As far as speculative fiction goes, Y: The Last Man is really the creme de la creme, hitting all the right notes and being funny, grim, and mind-blowing for its duration. Vaughan has lessons to leave and pedagogy to forge, but he never gets preachy—and the moment he begins wading in that direction, his characters themselves seem to call him on the carpet for it. These are intelligent people and pretty well representative of the human race. While the book most overtly concerns Yorick and his quest, this is merely a framing device for an exploration of humanity itself (and to a lesser degree, women). Vaughan succeeds wholly in taking a genre concept that could have been been the basis for the typical male fulfillment fantasy and spinning into one of the most worthwhile fables of the last hundred years.
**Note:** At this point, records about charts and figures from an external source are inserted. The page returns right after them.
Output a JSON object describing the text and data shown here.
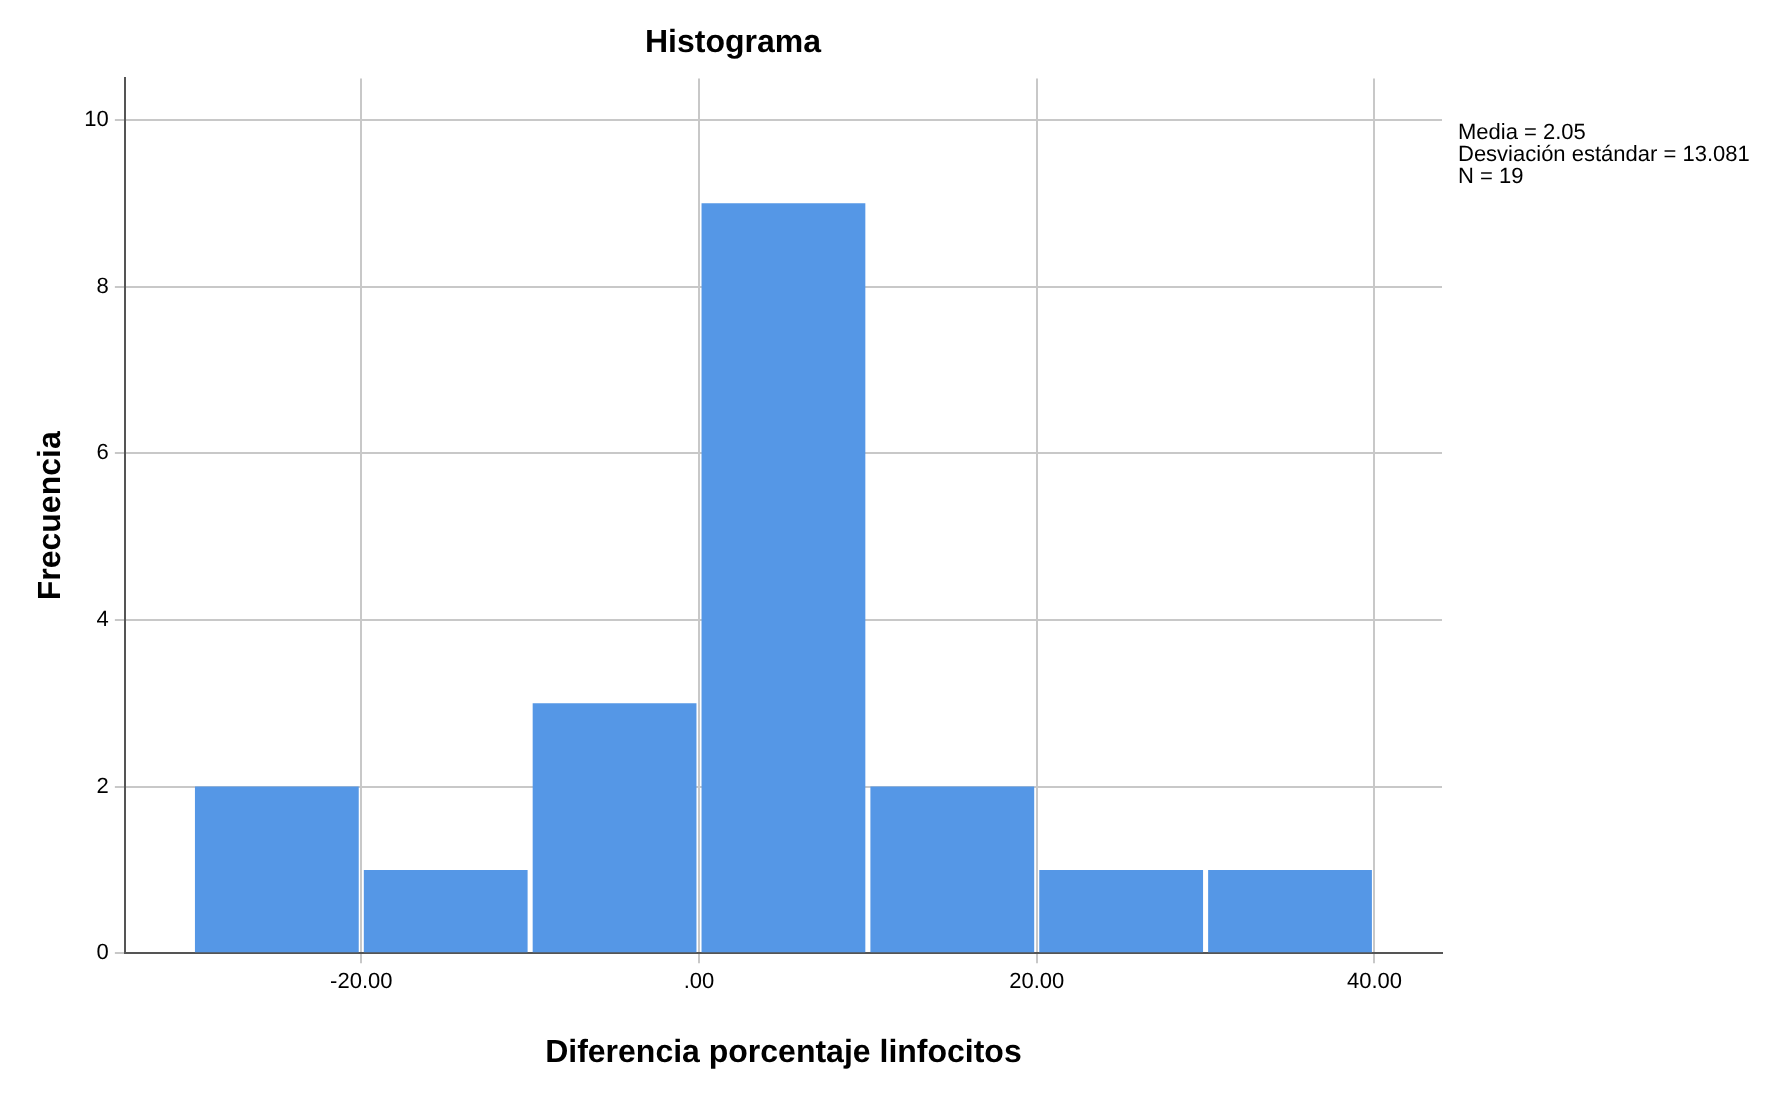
{
  "chart_data": {
    "type": "histogram",
    "title": "Histograma",
    "xlabel": "Diferencia porcentaje linfocitos",
    "ylabel": "Frecuencia",
    "bins": [
      -30,
      -20,
      -10,
      0,
      10,
      20,
      30,
      40
    ],
    "values": [
      2,
      1,
      3,
      9,
      2,
      1,
      1
    ],
    "color": "#5597e6",
    "xlim": [
      -34,
      44
    ],
    "xticks": [
      {
        "value": -20,
        "label": "-20.00"
      },
      {
        "value": 0,
        "label": ".00"
      },
      {
        "value": 20,
        "label": "20.00"
      },
      {
        "value": 40,
        "label": "40.00"
      }
    ],
    "ylim": [
      0,
      10.5
    ],
    "yticks": [
      0,
      2,
      4,
      6,
      8,
      10
    ],
    "grid": true,
    "annotations": [
      "Media = 2.05",
      "Desviación estándar = 13.081",
      "N = 19"
    ]
  }
}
Largely visually composed by Pia Guerra, the illustrations of the book sing in their subtly. This is not a book featuring dynamic duos or caped crusaders. It's about real people. And Guerra's line captures that about as well as any artist out there. So goo is her skill that I cannot imagine any other artist succeeding so well at capturing Vaughan's story, characters, and setting. Her talent is made more so obvious by the occasional instances of filler artists.